Compliance and Whistleblower Steps
In addition to the customs-related steps listed above, maintaining a robust corporate compliance program that addresses customs issues and general whistleblowing concerns can help prevent an internal complaint from turning into a qui tam suit. Some measures to consider include the following:
- Maintain an Effective Compliance Program. Maintain a corporate compliance program that meets DOJ’s expectations for effectiveness, and ensure the program is coordinated with a well-tailored customs compliance program. Effective compliance programs are marked by senior leadership support, adequate resources, use of risk assessments, well-developed policies and procedures, tailored trainings, encouragement of internal reporting, and meaningful responses to complaints. Given the heightened risk environment, make sure your company has a compliance officer or team that understands customs issues and can follow up on reports of potential customs violations.
- Encourage Internal Reporting & Whistleblower Protection. Establish a confidential internal reporting mechanism (e.g., hotline). Protect employees from retaliation to encourage internal reporting over external whistleblower actions. Investigate and address complaints promptly and transparently.
- Conduct Regular Training & Education.Train employees on Customs and FCA requirements and the risks of false claims. Effective training is tailored to the roles and responsibilities of given groups of employees.
- Strengthen Internal Controls & Audits. Perform regular post-entry checks and internal audits to identify and correct potential customs violations and underpayments.
- Respond Proactively to Potential Violations.Act quickly if an issue is detected to correct errors, and consider self-reporting to Customs when necessary, both to lock in a no-penalty situation with Customs and to reduce the likelihood of qui tam suits.
- Respond Promptly and Fully to All Customs Forms 28 (Requests for Information), Form 29s (Notices of Action), and Informal Inquiries. Importers should designate an internal employee to be an ACE contact so that your company receives Customs notices at the same time as the customs broker, instead of relying on the broker to forward any notices. Any requests for information or Customs actions should be investigated thoroughly and have a well-supported response (generally required within 30 days).
- Follow Through on Customs Notices.
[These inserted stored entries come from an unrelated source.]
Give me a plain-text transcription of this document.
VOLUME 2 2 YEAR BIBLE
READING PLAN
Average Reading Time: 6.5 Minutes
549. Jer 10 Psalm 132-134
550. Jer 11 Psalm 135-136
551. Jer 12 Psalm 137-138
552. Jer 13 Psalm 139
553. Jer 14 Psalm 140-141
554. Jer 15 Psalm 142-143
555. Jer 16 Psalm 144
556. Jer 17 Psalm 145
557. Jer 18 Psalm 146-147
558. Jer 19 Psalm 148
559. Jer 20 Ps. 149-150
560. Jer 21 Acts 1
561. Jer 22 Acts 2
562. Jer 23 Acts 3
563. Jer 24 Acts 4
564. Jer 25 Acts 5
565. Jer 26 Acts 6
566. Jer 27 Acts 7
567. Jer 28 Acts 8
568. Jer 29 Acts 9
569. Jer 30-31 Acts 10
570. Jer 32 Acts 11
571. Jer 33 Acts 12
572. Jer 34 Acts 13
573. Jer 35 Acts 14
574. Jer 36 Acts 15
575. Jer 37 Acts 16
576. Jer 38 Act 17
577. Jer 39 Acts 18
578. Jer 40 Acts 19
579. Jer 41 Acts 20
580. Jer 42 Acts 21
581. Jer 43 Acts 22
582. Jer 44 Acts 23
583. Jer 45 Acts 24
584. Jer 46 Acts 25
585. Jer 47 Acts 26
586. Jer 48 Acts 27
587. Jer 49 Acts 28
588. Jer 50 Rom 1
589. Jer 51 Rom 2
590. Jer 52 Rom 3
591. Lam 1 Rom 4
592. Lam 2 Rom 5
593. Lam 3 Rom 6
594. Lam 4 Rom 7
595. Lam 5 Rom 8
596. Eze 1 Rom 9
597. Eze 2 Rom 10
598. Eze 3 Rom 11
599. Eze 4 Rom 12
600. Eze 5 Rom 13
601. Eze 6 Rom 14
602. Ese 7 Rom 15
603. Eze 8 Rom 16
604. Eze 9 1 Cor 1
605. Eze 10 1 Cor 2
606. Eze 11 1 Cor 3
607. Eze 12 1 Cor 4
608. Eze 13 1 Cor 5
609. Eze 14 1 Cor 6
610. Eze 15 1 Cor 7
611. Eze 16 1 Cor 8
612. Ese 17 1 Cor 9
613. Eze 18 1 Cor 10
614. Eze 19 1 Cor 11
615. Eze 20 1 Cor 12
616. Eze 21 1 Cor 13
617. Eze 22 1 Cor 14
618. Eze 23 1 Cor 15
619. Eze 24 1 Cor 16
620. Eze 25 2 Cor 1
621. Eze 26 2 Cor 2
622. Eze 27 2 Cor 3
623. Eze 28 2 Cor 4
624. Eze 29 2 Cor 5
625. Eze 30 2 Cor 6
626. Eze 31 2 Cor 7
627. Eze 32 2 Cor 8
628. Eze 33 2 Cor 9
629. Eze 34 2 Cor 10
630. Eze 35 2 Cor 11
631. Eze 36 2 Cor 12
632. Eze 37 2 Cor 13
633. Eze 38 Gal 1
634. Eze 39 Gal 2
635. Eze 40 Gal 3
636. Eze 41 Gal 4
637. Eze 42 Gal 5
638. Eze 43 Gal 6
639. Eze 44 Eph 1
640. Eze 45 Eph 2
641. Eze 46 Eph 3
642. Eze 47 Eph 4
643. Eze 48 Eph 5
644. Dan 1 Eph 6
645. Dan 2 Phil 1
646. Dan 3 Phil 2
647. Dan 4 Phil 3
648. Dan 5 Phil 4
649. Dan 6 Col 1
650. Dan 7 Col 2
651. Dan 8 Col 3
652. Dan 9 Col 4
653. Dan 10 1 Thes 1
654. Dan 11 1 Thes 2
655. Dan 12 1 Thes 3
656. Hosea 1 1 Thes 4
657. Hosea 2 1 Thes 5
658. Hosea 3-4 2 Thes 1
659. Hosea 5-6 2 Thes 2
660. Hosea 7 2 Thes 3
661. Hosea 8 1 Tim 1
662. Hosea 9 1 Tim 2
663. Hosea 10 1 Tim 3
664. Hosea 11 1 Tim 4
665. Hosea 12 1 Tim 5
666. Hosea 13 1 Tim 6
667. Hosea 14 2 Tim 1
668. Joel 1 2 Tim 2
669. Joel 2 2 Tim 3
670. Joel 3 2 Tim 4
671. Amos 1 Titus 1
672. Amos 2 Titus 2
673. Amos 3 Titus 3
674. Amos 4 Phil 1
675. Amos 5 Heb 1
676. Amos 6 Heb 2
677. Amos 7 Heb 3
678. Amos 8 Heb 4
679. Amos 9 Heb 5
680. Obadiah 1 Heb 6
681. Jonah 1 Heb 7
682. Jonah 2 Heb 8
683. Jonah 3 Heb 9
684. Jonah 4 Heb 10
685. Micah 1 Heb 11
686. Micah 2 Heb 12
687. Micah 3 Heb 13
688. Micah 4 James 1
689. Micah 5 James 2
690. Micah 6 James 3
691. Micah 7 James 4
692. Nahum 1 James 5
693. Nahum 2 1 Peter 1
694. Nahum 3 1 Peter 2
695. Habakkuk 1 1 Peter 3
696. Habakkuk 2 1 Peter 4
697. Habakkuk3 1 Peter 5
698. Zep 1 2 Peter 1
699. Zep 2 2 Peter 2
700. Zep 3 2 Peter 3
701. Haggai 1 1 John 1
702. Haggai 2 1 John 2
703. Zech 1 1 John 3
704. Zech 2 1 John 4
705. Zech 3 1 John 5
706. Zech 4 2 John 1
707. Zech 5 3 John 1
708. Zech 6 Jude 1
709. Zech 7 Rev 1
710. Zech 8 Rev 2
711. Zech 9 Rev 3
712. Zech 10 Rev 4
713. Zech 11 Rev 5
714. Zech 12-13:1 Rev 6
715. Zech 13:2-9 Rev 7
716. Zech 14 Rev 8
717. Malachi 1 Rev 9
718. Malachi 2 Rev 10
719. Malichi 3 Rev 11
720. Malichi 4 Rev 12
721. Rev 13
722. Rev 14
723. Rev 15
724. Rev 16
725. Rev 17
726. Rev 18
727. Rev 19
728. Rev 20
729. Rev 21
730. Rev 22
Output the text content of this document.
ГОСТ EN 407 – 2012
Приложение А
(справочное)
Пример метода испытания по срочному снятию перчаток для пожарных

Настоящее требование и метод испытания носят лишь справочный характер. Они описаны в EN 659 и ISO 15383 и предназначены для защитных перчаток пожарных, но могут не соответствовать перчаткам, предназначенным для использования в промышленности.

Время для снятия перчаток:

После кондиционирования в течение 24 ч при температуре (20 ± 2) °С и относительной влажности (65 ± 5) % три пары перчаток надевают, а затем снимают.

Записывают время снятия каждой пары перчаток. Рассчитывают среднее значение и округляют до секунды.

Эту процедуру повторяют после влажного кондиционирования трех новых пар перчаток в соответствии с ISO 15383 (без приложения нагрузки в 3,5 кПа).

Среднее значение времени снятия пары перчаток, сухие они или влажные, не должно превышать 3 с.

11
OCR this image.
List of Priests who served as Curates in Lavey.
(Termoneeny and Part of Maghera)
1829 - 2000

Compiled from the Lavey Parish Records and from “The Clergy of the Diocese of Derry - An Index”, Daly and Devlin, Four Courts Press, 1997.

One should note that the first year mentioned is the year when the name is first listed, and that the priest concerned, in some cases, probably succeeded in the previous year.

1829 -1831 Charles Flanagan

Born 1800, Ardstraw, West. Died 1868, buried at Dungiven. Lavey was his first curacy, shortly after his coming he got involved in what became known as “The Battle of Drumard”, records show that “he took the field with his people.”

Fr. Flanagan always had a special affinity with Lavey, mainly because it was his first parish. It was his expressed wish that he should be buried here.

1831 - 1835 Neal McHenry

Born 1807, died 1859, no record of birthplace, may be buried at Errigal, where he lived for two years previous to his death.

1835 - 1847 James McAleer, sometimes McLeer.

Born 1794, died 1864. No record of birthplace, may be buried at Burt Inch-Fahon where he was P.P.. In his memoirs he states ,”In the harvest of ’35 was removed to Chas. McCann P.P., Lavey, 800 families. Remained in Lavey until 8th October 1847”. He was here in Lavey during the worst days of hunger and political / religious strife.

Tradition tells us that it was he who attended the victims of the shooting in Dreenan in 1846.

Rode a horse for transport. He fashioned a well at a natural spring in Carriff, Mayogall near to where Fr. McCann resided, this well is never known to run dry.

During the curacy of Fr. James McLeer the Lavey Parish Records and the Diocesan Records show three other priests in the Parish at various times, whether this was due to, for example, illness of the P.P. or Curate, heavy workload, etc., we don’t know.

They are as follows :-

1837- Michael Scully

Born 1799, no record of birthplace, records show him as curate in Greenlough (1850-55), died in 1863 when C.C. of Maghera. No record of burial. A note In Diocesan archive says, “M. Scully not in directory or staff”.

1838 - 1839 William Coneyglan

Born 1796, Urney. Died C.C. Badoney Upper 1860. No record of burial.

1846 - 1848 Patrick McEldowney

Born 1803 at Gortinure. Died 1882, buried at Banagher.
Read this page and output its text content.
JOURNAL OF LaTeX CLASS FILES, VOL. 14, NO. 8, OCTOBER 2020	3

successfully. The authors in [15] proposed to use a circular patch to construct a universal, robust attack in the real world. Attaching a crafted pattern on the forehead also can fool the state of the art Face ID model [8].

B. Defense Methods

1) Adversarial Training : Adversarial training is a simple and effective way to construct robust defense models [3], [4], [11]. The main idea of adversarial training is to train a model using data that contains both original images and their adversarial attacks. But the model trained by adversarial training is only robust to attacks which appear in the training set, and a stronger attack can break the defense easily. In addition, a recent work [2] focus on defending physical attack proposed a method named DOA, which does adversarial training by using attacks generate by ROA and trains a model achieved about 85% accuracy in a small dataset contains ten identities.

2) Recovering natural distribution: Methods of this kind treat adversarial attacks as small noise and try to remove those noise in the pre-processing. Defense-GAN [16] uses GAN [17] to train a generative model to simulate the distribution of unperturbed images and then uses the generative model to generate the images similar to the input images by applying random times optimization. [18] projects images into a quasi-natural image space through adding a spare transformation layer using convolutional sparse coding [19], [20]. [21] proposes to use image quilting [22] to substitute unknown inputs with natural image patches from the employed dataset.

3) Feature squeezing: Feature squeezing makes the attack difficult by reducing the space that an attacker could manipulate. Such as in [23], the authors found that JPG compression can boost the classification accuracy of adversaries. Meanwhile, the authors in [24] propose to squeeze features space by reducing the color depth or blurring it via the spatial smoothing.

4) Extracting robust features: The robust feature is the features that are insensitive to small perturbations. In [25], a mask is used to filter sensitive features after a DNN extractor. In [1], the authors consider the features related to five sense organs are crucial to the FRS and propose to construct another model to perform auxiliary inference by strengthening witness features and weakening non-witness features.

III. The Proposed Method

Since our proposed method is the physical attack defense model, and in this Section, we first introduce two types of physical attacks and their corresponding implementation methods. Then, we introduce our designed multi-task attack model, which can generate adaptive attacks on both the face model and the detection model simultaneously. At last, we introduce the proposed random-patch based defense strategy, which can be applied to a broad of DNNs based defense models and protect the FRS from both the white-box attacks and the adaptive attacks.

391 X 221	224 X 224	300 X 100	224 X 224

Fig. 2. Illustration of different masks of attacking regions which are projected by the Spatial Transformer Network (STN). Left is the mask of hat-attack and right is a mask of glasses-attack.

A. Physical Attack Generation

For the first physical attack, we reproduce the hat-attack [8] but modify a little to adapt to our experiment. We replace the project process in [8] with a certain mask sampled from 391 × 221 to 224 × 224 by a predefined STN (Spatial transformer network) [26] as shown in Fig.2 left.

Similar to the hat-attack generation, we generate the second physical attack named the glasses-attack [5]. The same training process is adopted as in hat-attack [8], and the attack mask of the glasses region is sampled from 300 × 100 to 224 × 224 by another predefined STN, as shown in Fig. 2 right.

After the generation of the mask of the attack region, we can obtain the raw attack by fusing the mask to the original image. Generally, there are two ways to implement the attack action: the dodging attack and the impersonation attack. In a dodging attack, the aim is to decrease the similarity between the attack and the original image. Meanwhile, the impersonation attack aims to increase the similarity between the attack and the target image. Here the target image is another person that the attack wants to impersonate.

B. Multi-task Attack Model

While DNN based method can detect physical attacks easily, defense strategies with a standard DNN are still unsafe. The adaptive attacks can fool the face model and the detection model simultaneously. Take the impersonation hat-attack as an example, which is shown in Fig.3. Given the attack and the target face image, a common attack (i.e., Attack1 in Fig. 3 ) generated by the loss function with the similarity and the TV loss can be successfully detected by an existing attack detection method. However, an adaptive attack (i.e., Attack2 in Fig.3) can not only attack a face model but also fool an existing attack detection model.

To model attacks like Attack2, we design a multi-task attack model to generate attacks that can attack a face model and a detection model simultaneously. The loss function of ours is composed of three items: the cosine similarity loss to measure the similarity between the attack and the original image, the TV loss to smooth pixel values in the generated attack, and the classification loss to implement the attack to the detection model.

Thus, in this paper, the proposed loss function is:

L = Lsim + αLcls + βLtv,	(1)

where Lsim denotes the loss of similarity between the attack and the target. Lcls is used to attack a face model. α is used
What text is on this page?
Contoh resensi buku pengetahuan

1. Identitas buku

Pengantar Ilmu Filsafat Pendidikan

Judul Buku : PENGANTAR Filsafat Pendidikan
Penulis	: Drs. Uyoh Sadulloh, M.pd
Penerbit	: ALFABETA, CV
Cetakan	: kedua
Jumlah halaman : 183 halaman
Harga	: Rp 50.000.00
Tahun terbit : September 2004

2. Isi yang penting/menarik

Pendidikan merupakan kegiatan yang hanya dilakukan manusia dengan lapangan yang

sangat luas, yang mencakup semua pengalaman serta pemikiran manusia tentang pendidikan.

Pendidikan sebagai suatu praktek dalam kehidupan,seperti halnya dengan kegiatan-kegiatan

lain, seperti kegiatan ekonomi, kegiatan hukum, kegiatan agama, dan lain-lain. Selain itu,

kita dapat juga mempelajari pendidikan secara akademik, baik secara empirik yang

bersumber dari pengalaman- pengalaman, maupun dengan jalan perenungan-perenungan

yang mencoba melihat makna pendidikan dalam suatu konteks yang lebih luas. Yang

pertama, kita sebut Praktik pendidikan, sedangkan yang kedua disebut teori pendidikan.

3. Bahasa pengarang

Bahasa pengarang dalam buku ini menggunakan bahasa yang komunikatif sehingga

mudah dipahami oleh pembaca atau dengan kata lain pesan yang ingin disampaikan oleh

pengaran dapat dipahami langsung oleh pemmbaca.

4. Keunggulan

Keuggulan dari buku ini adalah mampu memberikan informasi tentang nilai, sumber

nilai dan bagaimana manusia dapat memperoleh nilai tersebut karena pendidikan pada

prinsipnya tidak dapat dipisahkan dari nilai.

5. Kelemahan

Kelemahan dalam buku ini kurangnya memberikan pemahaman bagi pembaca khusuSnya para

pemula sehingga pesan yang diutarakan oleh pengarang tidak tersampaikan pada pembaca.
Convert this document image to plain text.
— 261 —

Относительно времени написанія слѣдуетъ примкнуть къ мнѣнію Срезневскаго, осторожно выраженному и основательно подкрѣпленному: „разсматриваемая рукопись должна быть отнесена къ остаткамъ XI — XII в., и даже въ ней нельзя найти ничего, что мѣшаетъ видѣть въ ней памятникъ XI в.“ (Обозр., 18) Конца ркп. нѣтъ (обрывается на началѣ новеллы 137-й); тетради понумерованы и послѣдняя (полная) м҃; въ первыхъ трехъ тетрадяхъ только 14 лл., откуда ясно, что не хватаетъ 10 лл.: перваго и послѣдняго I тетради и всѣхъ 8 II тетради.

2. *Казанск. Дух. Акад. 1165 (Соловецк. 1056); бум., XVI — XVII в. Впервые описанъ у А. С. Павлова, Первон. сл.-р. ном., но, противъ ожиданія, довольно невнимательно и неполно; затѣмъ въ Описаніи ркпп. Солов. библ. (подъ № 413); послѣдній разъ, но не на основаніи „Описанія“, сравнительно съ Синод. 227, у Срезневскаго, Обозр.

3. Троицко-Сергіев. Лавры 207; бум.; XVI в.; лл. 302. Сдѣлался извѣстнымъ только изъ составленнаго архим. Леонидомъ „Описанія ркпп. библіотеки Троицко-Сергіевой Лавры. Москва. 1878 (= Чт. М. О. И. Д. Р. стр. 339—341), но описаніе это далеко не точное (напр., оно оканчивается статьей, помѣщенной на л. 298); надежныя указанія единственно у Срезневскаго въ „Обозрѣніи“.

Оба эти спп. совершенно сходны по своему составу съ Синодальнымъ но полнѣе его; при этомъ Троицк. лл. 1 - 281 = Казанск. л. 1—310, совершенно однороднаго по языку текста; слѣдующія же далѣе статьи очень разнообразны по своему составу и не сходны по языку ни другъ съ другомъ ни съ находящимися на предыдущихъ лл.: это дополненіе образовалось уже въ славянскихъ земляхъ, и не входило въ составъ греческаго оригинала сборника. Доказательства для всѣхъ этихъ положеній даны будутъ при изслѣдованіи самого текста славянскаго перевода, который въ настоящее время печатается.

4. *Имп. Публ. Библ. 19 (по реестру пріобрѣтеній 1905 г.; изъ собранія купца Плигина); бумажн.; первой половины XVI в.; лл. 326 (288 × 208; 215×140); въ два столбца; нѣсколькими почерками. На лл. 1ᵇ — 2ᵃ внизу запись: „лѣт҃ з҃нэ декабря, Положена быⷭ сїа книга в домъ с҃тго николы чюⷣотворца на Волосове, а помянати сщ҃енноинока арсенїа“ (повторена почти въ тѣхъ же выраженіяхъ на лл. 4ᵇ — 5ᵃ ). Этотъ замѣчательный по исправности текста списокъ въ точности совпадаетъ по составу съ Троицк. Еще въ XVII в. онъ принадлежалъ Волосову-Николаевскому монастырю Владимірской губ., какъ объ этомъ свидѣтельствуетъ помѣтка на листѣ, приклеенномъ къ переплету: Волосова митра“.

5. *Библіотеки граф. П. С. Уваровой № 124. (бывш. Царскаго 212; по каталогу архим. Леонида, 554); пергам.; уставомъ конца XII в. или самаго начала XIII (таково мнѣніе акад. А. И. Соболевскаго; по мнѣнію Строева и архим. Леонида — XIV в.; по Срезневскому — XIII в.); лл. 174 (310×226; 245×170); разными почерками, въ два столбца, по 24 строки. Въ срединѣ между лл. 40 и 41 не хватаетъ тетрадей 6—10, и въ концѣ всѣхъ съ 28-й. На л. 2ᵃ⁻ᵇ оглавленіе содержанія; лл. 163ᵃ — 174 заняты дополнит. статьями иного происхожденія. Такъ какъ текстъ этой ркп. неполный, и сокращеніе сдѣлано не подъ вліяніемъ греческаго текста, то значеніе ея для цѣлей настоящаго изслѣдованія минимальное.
If Customs makes a determination, such as reclassifying a product, then Customs requires that the importer search through its recent imports and reflect the Customs decision for all identical or analogous entries. In some cases, substantial customs penalties or FCA liability have arisen from the failure to do so. Ensure that the full implications of any Customs action are thoroughly understood and that your company uses the Post-Summary Corrections process to reflect any changes mandated by Customs. Consider using a voluntary self-disclosure to reflect changes to older entries.
- Follow Up Thoroughly on Any Civil Investigative Demand (CID) from DOJ or Any Qui Tam Complaint.The receipt of a CID or qui tam complaint always requires the highest level of attention, given the draconian penalties the FCA authorizes. Follow up on the receipt of these items to take swift action to investigate and defend against those claims, using outside counsel with experience in the FCA and customs issues.
By proactively addressing customs compliance, importers can help minimize the risk not only of customs penalties but also the risk of qui tam lawsuits. Especially in a high-tariff environment, customs compliance and taking all available steps to ensure the proper payment of all tariffs lawfully due is essential and needs to be at the top of the list for any risk-based compliance program.